「研究進む『サービスの科学』」(2010年11月18日,日本経済新聞「経済教室」)

D1向井です.

「サービスサイエンス」という比較的新しい研究分野を分かりやすくまとめている記事を見つけました.

著者は一橋大学准教授の藤川先生です.

記事では,「サービスサイエンス」の最も基本的な特徴であるService Dominant Logic(サービス中心ロジック,SDL)という概念について丁寧に解説がなされています.この概念を解説するために,Goods Dominant Logic(モノ中心ロジック,その中心はおそらくミクロ経済学理論)との対比がなされており,電動ドリルや中古書籍販売業界等の実例も豊富です.

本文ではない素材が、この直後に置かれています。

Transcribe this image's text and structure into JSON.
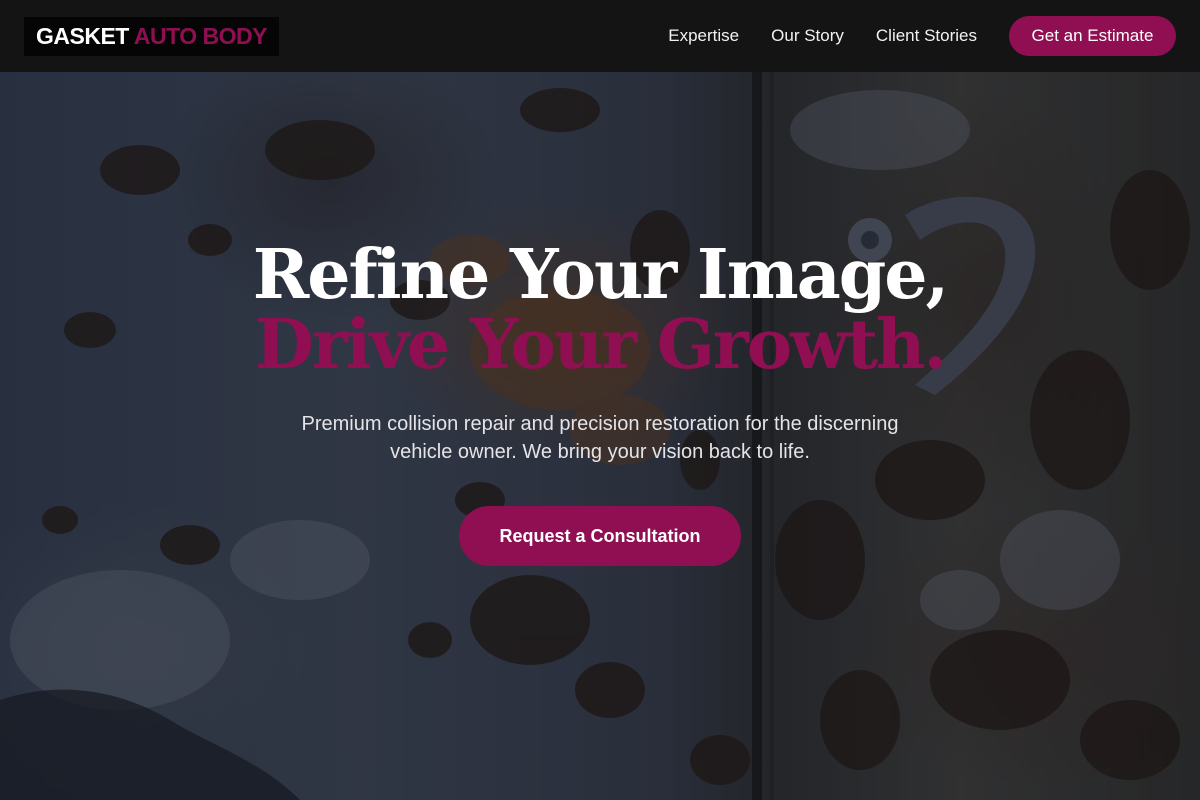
{
  "brand": {
    "name_primary": "GASKET",
    "name_accent": "AUTO BODY"
  },
  "nav": {
    "links": [
      "Expertise",
      "Our Story",
      "Client Stories"
    ],
    "cta_label": "Get an Estimate"
  },
  "hero": {
    "headline_line1": "Refine Your Image,",
    "headline_line2": "Drive Your Growth.",
    "subtext": "Premium collision repair and precision restoration for the discerning vehicle owner. We bring your vision back to life.",
    "cta_label": "Request a Consultation"
  },
  "colors": {
    "accent": "#8f0f52",
    "header_bg": "#141414",
    "text": "#ffffff"
  }
}
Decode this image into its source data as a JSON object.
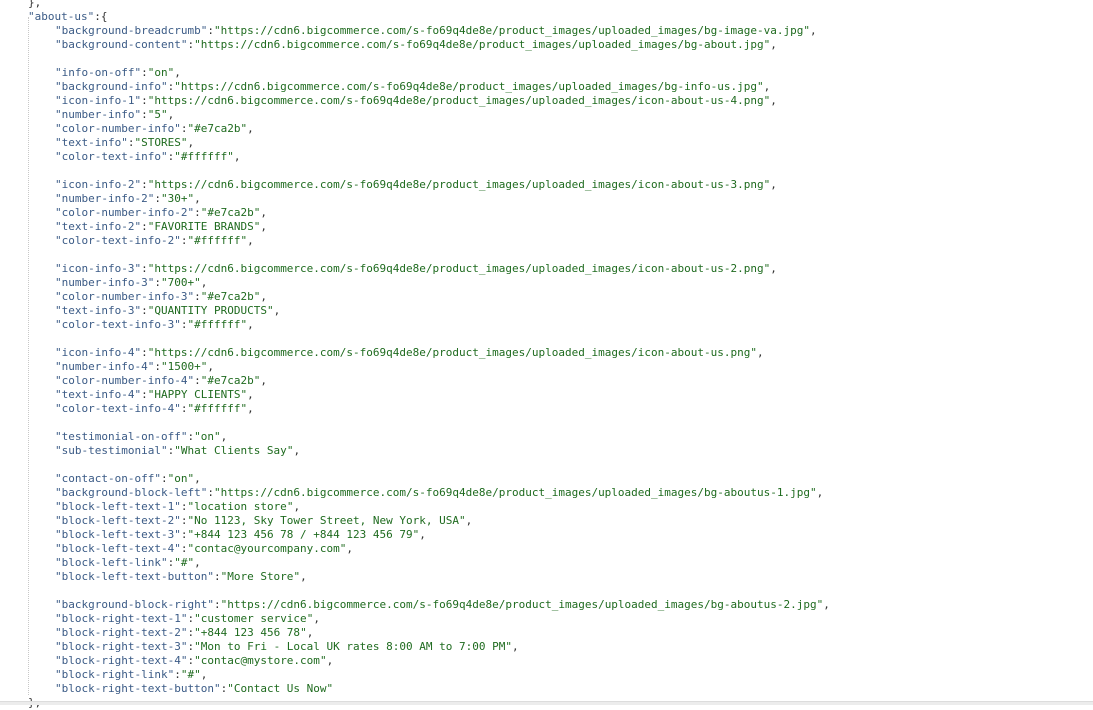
{
  "header_line": "},",
  "object_key": "about-us",
  "closing_line": "},",
  "groups": [
    [
      {
        "key": "background-breadcrumb",
        "value": "https://cdn6.bigcommerce.com/s-fo69q4de8e/product_images/uploaded_images/bg-image-va.jpg",
        "comma": true
      },
      {
        "key": "background-content",
        "value": "https://cdn6.bigcommerce.com/s-fo69q4de8e/product_images/uploaded_images/bg-about.jpg",
        "comma": true
      }
    ],
    [
      {
        "key": "info-on-off",
        "value": "on",
        "comma": true
      },
      {
        "key": "background-info",
        "value": "https://cdn6.bigcommerce.com/s-fo69q4de8e/product_images/uploaded_images/bg-info-us.jpg",
        "comma": true
      },
      {
        "key": "icon-info-1",
        "value": "https://cdn6.bigcommerce.com/s-fo69q4de8e/product_images/uploaded_images/icon-about-us-4.png",
        "comma": true
      },
      {
        "key": "number-info",
        "value": "5",
        "comma": true
      },
      {
        "key": "color-number-info",
        "value": "#e7ca2b",
        "comma": true
      },
      {
        "key": "text-info",
        "value": "STORES",
        "comma": true
      },
      {
        "key": "color-text-info",
        "value": "#ffffff",
        "comma": true
      }
    ],
    [
      {
        "key": "icon-info-2",
        "value": "https://cdn6.bigcommerce.com/s-fo69q4de8e/product_images/uploaded_images/icon-about-us-3.png",
        "comma": true
      },
      {
        "key": "number-info-2",
        "value": "30+",
        "comma": true
      },
      {
        "key": "color-number-info-2",
        "value": "#e7ca2b",
        "comma": true
      },
      {
        "key": "text-info-2",
        "value": "FAVORITE BRANDS",
        "comma": true
      },
      {
        "key": "color-text-info-2",
        "value": "#ffffff",
        "comma": true
      }
    ],
    [
      {
        "key": "icon-info-3",
        "value": "https://cdn6.bigcommerce.com/s-fo69q4de8e/product_images/uploaded_images/icon-about-us-2.png",
        "comma": true
      },
      {
        "key": "number-info-3",
        "value": "700+",
        "comma": true
      },
      {
        "key": "color-number-info-3",
        "value": "#e7ca2b",
        "comma": true
      },
      {
        "key": "text-info-3",
        "value": "QUANTITY PRODUCTS",
        "comma": true
      },
      {
        "key": "color-text-info-3",
        "value": "#ffffff",
        "comma": true
      }
    ],
    [
      {
        "key": "icon-info-4",
        "value": "https://cdn6.bigcommerce.com/s-fo69q4de8e/product_images/uploaded_images/icon-about-us.png",
        "comma": true
      },
      {
        "key": "number-info-4",
        "value": "1500+",
        "comma": true
      },
      {
        "key": "color-number-info-4",
        "value": "#e7ca2b",
        "comma": true
      },
      {
        "key": "text-info-4",
        "value": "HAPPY CLIENTS",
        "comma": true
      },
      {
        "key": "color-text-info-4",
        "value": "#ffffff",
        "comma": true
      }
    ],
    [
      {
        "key": "testimonial-on-off",
        "value": "on",
        "comma": true
      },
      {
        "key": "sub-testimonial",
        "value": "What Clients Say",
        "comma": true
      }
    ],
    [
      {
        "key": "contact-on-off",
        "value": "on",
        "comma": true
      },
      {
        "key": "background-block-left",
        "value": "https://cdn6.bigcommerce.com/s-fo69q4de8e/product_images/uploaded_images/bg-aboutus-1.jpg",
        "comma": true
      },
      {
        "key": "block-left-text-1",
        "value": "location store",
        "comma": true
      },
      {
        "key": "block-left-text-2",
        "value": "No 1123, Sky Tower Street, New York, USA",
        "comma": true
      },
      {
        "key": "block-left-text-3",
        "value": "+844 123 456 78 / +844 123 456 79",
        "comma": true
      },
      {
        "key": "block-left-text-4",
        "value": "contac@yourcompany.com",
        "comma": true
      },
      {
        "key": "block-left-link",
        "value": "#",
        "comma": true
      },
      {
        "key": "block-left-text-button",
        "value": "More Store",
        "comma": true
      }
    ],
    [
      {
        "key": "background-block-right",
        "value": "https://cdn6.bigcommerce.com/s-fo69q4de8e/product_images/uploaded_images/bg-aboutus-2.jpg",
        "comma": true
      },
      {
        "key": "block-right-text-1",
        "value": "customer service",
        "comma": true
      },
      {
        "key": "block-right-text-2",
        "value": "+844 123 456 78",
        "comma": true
      },
      {
        "key": "block-right-text-3",
        "value": "Mon to Fri - Local UK rates 8:00 AM to 7:00 PM",
        "comma": true
      },
      {
        "key": "block-right-text-4",
        "value": "contac@mystore.com",
        "comma": true
      },
      {
        "key": "block-right-link",
        "value": "#",
        "comma": true
      },
      {
        "key": "block-right-text-button",
        "value": "Contact Us Now",
        "comma": false
      }
    ]
  ]
}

「サービスサイエンス」のService Dominant Logicという概念は,私にとってはもちろん,うちの研究室メンバーの何人かにとっても,なかなか重要な概念のように感じました.

例えば,私は,住宅用太陽光発電(PV)システムの消費者選好について研究していますが・・・

最近私は,PVシステム販売業者に関する,モノ以外の属性(たとえば,地域密着度やアフターケアのこまやかさといった,モノではないが消費者にとって重要な価値)を,概念としてどのようにとらえ,どのようなロジックに基づいた分析手法で分析を行えばいいのか,という問題に頭を抱えていました.

特に,私が使おうと思っている(ミクロ)計量経済分析は,モノ中心ロジックGoods Dominant Logicを土台としています.これでPVシステム販売業者の属性を扱おうとすると,どうしても研究の一連の流れに違和感を感じざるを得ませんでした.

Service Dominant Logicという概念は,この問題をうまく解消してくれます.つまり,経済活動の中心を「モノ」と「モノ以外の何か(つまりサービス)」としてとらえるのではなく,「モノを伴うサービス」と「モノを伴わないサービス」としてとらえる,という,モノとサービスの包含関係の転換を行うことによって,より現代社会をうまく表現できるようになります.

最近,Merketing Research関連の学術雑誌で,自分の研究に関連した論文を良く見つけていたのですが,その背景にはこういうことがあったのだな,と一人感心しました.